I’ve previously posted about Rwanda’s education language switch from French to English, and now interestingly it appears that Malaysia is phasing out teaching of English in certain classes.

Despite the headline of this article, reading the full text reveals that Malaysian authorities are not fully getting rid of English language teaching, only in maths and science classes. There is a school of thought that says that foreign languages can be learned in conjunction with another subject, but this experiment seems to suggest otherwise, as this professor argues.

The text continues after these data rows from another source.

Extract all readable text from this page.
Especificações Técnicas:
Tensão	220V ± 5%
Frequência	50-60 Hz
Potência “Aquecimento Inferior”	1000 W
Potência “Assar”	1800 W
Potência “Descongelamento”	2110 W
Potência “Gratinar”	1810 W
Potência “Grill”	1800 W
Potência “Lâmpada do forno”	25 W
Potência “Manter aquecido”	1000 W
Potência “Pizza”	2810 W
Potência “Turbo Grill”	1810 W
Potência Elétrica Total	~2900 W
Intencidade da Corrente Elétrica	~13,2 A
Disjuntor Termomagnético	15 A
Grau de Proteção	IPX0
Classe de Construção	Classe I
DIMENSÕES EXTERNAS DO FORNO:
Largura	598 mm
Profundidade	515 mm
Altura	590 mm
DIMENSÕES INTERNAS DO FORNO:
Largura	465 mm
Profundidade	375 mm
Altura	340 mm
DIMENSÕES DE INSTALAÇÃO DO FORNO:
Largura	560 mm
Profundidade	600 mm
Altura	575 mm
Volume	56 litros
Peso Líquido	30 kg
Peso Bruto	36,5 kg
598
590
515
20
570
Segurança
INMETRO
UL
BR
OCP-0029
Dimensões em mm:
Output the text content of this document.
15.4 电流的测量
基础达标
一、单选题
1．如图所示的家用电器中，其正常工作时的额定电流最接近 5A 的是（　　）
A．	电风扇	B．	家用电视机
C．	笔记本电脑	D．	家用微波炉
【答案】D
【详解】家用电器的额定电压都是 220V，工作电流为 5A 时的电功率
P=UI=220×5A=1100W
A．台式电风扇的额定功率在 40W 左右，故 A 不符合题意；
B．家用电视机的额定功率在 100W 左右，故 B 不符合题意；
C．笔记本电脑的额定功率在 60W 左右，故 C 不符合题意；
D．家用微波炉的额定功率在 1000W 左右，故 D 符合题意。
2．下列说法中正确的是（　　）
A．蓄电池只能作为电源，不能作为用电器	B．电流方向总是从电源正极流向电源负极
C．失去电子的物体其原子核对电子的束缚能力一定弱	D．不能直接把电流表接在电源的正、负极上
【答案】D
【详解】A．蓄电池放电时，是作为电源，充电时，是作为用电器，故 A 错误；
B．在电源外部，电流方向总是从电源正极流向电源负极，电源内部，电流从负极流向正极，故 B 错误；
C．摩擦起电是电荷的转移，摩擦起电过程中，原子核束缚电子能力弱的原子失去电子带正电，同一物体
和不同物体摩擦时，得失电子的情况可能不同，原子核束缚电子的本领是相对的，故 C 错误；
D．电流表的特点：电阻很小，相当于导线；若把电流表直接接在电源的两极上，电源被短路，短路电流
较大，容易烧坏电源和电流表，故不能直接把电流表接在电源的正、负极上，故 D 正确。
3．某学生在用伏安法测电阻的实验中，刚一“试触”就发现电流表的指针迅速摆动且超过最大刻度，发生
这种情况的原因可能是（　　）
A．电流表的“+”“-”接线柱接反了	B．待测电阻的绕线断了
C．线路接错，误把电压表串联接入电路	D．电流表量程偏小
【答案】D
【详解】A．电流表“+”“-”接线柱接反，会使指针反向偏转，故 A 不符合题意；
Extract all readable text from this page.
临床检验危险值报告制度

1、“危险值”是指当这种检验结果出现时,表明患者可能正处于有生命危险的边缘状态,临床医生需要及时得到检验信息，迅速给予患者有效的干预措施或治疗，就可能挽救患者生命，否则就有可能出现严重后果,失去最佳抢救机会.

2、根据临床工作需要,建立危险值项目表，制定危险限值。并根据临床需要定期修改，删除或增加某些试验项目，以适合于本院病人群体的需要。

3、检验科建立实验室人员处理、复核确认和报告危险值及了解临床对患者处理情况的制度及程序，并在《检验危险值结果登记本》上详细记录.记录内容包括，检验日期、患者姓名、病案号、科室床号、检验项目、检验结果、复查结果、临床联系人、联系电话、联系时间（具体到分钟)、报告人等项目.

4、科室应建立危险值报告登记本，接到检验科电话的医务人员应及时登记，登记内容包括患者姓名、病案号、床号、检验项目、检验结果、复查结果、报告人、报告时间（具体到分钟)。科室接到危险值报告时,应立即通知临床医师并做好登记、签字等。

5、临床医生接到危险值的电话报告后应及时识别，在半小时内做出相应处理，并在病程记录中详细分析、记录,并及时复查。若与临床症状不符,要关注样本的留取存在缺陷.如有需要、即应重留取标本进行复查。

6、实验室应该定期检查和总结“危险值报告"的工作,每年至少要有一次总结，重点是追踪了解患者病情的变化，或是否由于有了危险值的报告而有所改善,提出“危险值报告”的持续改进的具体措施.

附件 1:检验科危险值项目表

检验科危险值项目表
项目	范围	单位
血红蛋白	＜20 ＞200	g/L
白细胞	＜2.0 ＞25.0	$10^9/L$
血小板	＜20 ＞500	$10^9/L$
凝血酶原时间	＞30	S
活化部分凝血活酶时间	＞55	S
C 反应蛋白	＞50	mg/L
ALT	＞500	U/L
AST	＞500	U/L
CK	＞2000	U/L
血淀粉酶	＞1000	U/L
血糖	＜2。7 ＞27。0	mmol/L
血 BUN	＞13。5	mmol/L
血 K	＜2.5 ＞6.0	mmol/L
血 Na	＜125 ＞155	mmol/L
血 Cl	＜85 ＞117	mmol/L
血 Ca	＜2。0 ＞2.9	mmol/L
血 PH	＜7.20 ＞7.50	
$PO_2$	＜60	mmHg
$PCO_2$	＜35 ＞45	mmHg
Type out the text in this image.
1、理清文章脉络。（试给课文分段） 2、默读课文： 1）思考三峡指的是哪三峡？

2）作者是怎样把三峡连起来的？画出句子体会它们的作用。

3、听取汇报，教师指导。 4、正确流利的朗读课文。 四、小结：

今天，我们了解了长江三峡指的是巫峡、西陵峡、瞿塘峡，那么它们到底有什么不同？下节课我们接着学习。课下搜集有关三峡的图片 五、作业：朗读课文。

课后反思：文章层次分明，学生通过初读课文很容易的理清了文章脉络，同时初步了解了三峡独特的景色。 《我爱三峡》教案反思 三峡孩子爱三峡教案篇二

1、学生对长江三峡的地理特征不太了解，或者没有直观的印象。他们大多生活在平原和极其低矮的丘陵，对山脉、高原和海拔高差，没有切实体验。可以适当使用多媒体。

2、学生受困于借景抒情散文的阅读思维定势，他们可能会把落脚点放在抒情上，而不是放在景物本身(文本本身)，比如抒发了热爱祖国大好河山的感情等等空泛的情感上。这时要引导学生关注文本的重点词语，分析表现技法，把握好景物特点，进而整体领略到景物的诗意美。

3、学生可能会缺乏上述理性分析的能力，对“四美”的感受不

Education minister Muhyiddin Yassin announced last Wednesday that the English-medium education policy introduced across the country in 2003, known as PPSMI, would be phased out from 2012. He said that evidence gathered during a year-long assessment and public consultation had convinced the government that PPSMI wasn’t working, and that the dominance of English in the curriculum risked undermining students’ grasp of their first language.

“I wouldn’t say it’s a complete failure but it has not achieved the desired objectives that it was supposed to achieve,” Muhyiddin told a press conference.

“The government is convinced that science and maths need to be taught in a language that will be easily understood by students, which is Bahasa Malay in national schools, Mandarin in Chinese schools and Tamil in Tamil schools.”

Interestingly, this change has become a political issue, which highlights the importance of languages to all.